Wirtschaft und Politik berufen sich Mantra artig immer auf die „Einhaltung der Grenzwerte“. Situationselastisch verordnete Grenzwerte werden nicht (oder nur fallweise) überschritten. Folglich – keine Gefahr für Mensch und Umwelt. Das Problem ist nur, für Vertrauen in die Politik und Behörden gibt es keinen Grenzwert. Deshalb müssen Grenzwertüberschreiter auch nichts fürchten. Im Gegenteil! Ist der Ruf erst ruiniert, lebt es sich ganz ungeniert. Für betroffene Bürger heißt das Doppelmühle. Sie kommen aus dem Schlamassel nicht mehr raus. So eine Doppelmühle hat Kärntens Landeshauptmann Peter Kaiser schon mehrfach gebaut und macht sie beliebig auf oder zu. Jedes Mal, wenn er die Mühle schließt, ist ein Gesundheitsstein weniger am Spielfeld. Vor ein paar Wochen wurde bekannt, dass Kaiser in Slowenien bei den dortigen Parteifreunden für „seine“ Industrie interveniert hat. Slowenien erdreiste sich nämlich, die Umweltauflagen für die in Slowenien ansässige, Kärntner Zementindustrie, zu verschärfen. Die Kärntner drohten daraufhin mit wirtschaftlichen Konsequenzen. Kaiser bestreitet auf Nachfrage jede Intervention zugunsten der Industrie, gibt aber zu, in Slowenien über die Kärntner Zementindustrie „gesprochen“ zu haben. Das ist im politischen Austausch zwar nicht verboten, allerdings wurde inzwischen auch bekannt, dass in Slowenien bereits an der Abschwächung des verschärften Umweltgesetzes gearbeitet wird.

Geteiltes Leid ist halbes Leid. Erstmals trafen sich Mitglieder von Bürgerinitiativen aus Slowenien und Kärnten im Görtschitztal zum Gedankenaustausch. Bild: Peter Baumgartner

Anders als in Kärnten, ist die Zivilgesellschaft in Slowenien äußerst aktiv.

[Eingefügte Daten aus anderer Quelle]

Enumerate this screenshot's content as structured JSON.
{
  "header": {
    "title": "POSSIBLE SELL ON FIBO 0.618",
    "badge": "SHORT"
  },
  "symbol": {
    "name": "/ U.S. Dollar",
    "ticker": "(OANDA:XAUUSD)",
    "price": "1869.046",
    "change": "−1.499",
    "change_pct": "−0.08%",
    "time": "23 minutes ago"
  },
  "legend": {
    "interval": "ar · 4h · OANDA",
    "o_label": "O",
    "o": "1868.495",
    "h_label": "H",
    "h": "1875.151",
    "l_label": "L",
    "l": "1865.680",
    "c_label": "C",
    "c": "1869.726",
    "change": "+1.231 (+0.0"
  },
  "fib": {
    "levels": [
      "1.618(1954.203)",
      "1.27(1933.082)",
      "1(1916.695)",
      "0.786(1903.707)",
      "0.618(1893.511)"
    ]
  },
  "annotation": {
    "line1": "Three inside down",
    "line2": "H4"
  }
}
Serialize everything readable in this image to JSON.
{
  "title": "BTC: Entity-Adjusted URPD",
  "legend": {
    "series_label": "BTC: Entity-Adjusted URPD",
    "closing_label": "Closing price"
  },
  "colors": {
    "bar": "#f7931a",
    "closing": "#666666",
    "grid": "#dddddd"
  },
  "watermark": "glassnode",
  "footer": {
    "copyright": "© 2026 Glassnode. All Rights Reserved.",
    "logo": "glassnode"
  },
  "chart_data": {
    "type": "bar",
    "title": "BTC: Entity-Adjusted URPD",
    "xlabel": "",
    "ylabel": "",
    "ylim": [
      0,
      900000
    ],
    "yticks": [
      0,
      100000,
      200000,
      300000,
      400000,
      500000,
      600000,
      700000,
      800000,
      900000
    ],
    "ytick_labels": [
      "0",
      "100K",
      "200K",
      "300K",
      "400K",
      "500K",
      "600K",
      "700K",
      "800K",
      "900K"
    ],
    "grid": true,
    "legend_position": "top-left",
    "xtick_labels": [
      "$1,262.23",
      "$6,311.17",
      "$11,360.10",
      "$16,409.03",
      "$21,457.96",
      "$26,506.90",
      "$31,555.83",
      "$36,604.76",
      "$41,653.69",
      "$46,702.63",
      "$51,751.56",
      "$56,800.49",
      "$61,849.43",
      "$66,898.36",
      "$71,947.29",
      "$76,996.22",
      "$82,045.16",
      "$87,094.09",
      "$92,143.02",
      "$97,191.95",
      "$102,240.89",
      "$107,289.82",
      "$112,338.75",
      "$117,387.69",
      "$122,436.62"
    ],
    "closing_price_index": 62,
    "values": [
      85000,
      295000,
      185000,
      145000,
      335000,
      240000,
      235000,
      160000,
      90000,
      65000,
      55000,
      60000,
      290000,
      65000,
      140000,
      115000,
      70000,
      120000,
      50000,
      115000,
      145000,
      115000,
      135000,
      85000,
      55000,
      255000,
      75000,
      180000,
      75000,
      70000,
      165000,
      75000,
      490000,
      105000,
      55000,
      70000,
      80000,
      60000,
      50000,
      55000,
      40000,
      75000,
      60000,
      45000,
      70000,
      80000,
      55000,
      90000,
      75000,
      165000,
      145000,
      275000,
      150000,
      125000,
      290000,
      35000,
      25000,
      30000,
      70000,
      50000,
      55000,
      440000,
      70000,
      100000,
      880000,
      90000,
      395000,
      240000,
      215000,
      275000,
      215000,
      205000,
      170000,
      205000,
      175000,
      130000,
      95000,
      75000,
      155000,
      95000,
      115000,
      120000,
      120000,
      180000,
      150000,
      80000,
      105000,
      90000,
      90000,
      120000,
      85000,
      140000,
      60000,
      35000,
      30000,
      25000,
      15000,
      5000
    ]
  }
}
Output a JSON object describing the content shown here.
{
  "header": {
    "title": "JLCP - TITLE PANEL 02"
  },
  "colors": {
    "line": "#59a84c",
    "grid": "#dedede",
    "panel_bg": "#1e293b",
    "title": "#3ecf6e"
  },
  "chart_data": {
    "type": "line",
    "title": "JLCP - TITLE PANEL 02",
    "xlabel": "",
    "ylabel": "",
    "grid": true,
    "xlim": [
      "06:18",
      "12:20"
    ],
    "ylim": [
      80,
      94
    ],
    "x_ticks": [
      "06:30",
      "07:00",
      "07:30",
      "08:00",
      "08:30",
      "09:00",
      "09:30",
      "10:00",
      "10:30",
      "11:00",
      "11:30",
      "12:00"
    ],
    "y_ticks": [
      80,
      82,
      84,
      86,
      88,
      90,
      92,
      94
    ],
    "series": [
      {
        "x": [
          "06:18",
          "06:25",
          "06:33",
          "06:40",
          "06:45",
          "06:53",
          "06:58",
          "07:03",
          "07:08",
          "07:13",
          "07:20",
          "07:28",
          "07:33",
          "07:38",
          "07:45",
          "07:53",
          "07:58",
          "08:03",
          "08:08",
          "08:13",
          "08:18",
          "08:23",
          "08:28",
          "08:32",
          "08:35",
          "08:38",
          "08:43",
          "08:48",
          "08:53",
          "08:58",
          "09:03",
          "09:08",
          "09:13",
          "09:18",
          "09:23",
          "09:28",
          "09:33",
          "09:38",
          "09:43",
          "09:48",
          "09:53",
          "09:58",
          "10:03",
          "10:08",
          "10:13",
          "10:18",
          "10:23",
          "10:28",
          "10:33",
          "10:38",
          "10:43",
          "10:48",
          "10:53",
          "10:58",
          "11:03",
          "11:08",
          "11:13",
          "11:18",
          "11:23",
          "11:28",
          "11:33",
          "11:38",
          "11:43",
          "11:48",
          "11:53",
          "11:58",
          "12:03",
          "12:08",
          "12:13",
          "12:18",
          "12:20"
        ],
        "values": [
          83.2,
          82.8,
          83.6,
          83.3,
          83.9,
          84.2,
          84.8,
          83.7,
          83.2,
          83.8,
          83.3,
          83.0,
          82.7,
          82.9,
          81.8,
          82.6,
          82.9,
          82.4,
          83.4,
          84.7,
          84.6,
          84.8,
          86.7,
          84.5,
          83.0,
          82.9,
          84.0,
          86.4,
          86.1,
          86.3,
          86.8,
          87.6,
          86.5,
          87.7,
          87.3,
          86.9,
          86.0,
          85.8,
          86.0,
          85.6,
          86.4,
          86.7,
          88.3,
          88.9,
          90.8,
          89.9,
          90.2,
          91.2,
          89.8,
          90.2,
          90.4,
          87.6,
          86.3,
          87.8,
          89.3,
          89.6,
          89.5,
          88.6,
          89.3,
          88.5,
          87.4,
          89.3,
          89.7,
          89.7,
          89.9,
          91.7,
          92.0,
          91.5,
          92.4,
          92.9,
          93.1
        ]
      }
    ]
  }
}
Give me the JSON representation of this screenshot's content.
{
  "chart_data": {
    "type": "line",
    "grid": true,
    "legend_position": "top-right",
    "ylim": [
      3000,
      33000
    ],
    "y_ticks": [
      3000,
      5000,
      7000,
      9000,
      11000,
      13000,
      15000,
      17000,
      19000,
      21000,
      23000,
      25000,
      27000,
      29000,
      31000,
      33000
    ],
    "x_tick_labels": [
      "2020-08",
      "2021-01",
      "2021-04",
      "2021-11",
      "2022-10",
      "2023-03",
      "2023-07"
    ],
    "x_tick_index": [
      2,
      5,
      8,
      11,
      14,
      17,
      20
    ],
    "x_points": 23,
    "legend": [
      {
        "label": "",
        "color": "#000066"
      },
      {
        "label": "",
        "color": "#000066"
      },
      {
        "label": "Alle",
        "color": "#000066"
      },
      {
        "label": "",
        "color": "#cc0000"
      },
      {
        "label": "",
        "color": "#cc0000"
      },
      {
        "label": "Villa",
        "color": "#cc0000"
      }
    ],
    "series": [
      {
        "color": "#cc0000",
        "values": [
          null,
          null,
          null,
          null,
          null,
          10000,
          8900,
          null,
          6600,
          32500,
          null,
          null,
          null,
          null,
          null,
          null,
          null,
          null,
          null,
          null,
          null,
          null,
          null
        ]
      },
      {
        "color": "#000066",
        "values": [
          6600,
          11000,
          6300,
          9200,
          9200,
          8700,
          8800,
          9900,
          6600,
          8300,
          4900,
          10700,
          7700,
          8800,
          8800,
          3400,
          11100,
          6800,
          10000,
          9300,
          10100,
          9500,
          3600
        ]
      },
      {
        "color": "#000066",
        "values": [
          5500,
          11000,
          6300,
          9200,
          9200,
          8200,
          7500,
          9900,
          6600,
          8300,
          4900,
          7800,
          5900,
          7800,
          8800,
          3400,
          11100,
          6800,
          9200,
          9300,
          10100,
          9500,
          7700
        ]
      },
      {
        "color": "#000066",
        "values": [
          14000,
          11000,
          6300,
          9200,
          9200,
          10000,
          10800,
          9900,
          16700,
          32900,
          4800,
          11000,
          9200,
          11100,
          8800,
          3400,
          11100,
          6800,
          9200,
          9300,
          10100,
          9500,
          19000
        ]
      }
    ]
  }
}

Sowohl die NGOs, als auch in der Gesamtbevölkerung, sind Umweltinteressen stark verankert und der Umweltschutz wird massiv eingefordert. Anders als in Kärnten, ist auch die Jugend stark in regionalen Umweltangelegenheit aktiv. Für die Verschärfung der Umweltgesetzgebung in der Zementindustrie wurden zum Beispiel binnen kürzester Zeit 6000 Unterschriften gesammelt. Im Gemeindegebiet Kanal ob Soči, im Soča-Tal, wo auch das Zementwerk steht, vertritt der Bürgermeister Miha Stegel zu 100 Prozent die Gesundheit der Gemeindebürger. Stegel finanzierte auch aktiv die wissenschaftliche Untersuchung der örtlichen Luftverschmutzung, die für ganz Europa neue Erkenntnisse brachte. Sein Wahlspruch: Gesundheit vor finanziellem Nutzen. Ein Amtsverständnis, dass man in Kärnten nur ganz selten findet. Es bleibt der Bevölkerung also nichts anderes übrig, als selber den Job der Politiker/Beamten zu machen und sich selber um die Gesundheit zu kümmern. Neuerdings gibt es einen grenzüberschreitenden Gedankenaustausch zwischen Kärntner und Slowenischen Opfern der Zementindustrie. Geteiltes Leid ist halbes Leid. Man wird sehen, was der wechselseitige Erfahrungsaustausch bis zum nächsten Jubiläum bringt.